Monday, January 25, 2010

BOOKS ARE THINGS FOR PEOPLE


We like books. A lot. Here's what's on our nightstand this week.

Witold Gobrowicz's Bacacay: Okay, wow. So, did you know about this Gobrowicz cat, because we did not! An iconoclastic Pole who fled to Buenos Aires days before the outbreak of WWII, Gombrowicz's airy, bizzare anti-nationalist stories read like Kafka filtered through a fairy tale machine. They are quite breathtaking. Once you finish with Bacacay, get yourself a copy of Gombrowicz's first novel, Ferdydurke, about a middle-aged man who is kidnapped by his former school master and forced to undergo the humiliations of middle school a second time. It's available from NYRB with an introduction by Susan Sontag.

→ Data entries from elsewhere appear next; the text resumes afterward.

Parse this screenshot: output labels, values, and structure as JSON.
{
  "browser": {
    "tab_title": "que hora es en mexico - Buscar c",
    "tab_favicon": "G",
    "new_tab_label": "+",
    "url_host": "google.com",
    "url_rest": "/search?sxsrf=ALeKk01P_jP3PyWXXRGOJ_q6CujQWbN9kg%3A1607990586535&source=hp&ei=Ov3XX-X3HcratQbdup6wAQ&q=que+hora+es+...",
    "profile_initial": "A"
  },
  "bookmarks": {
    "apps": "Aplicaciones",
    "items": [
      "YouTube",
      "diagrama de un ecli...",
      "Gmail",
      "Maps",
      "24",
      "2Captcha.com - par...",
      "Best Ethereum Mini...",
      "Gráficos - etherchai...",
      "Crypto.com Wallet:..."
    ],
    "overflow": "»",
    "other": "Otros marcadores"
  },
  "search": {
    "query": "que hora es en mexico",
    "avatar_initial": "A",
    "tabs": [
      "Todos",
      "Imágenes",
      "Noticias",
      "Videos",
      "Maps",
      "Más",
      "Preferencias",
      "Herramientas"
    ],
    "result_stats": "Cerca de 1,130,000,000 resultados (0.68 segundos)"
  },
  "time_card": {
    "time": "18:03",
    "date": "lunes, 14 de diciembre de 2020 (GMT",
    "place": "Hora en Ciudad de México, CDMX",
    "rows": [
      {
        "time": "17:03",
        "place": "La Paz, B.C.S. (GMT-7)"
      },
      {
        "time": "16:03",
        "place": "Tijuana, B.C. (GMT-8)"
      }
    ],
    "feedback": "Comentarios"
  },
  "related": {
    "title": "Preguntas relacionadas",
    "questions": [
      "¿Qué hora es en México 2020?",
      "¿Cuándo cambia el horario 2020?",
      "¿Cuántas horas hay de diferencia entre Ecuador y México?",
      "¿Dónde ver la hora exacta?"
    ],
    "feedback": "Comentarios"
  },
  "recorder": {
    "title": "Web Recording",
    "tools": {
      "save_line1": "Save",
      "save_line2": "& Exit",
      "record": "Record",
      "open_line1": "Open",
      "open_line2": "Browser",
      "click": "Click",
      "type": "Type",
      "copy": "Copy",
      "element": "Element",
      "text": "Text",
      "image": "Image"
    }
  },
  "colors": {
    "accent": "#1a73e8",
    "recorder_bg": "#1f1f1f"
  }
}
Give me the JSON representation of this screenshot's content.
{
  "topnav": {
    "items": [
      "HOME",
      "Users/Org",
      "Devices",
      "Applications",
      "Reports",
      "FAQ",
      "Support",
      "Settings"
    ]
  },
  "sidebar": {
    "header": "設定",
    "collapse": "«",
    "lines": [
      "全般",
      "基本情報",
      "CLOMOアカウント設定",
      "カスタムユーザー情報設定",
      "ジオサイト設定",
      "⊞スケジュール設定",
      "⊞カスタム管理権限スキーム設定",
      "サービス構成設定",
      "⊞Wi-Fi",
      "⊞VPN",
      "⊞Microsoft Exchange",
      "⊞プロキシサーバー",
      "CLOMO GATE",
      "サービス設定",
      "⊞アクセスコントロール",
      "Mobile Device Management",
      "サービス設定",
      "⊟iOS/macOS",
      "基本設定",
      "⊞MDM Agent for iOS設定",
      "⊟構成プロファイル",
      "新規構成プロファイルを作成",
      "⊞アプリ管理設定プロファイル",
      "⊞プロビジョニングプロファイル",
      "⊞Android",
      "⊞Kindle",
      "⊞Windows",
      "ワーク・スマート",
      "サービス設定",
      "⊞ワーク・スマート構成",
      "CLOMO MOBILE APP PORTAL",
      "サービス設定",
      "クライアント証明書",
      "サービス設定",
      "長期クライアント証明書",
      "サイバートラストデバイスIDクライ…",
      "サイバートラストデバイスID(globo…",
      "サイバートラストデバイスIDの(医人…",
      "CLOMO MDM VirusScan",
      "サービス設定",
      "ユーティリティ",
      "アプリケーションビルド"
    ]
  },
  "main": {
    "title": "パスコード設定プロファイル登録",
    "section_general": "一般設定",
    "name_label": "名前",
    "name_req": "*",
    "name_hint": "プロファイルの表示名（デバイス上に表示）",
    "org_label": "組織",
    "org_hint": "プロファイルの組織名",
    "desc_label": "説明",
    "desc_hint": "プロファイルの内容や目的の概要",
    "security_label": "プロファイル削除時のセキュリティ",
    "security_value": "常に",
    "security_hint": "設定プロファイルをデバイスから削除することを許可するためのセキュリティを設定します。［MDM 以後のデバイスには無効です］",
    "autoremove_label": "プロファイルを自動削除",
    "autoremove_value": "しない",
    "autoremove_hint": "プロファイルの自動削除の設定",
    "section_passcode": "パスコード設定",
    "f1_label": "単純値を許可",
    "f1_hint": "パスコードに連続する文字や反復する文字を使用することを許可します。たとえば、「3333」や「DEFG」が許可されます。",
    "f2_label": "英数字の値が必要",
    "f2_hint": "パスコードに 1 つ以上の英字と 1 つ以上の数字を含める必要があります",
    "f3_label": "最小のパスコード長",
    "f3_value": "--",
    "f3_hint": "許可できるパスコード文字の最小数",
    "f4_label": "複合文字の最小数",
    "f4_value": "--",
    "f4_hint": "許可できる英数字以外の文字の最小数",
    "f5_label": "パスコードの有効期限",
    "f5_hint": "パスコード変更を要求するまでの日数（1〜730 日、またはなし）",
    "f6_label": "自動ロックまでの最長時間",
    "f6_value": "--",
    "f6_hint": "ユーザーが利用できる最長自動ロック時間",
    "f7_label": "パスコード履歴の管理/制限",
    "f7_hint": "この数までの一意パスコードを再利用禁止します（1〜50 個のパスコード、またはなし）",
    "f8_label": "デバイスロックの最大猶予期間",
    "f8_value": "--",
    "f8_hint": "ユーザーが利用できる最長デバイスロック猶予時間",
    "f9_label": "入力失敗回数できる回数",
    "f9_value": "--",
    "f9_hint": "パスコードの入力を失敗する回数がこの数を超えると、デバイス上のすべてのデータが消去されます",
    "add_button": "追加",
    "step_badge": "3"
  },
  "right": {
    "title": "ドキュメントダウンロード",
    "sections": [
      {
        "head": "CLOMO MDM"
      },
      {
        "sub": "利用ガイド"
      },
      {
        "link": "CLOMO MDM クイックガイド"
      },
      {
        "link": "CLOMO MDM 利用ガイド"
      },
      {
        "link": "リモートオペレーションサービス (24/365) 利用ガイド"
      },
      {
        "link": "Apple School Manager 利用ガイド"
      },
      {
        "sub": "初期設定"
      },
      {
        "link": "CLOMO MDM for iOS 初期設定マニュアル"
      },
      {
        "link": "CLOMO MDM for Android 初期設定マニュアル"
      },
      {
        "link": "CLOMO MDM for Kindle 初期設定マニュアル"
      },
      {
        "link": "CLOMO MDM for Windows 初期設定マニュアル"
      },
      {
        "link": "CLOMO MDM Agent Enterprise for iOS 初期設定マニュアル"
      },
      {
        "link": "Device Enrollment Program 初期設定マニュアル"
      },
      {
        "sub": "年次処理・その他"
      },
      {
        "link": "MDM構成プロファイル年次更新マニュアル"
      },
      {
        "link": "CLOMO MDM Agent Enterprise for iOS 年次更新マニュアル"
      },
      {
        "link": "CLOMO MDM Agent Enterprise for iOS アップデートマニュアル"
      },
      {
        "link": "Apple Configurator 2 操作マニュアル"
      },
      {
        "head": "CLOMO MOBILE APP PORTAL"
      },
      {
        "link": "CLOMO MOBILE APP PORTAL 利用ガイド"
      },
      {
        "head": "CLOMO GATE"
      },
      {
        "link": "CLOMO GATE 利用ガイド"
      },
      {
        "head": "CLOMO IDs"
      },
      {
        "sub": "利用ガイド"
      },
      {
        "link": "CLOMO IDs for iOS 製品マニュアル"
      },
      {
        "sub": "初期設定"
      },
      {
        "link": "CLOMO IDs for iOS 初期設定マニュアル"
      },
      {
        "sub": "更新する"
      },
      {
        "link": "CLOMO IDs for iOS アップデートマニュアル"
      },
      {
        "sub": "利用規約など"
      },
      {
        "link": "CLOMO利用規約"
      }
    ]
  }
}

Sawako Nakayasu's Texture Notes

Macgregor Card's Duties of an English Foreign Secretary

Roberto Bolano's Monsieur Pain: If the folks at New Directions and Anagrama are to be believed, Bolano produced roughly six thousand original works in the last five years of his life. The fourth Bolano title to be released in English since the author's death in 2003, Monsieur Pain is another literary pyscho-thriller in the vein of Bolano's The Savage Detectives and 2666. The story concerns a stricken Cesar Vajello, hypnotists, occultists and an incurable case of hiccups.

John Kabat-Zinn's Wherever You Go There You Are: Don't ask....just...don't ask.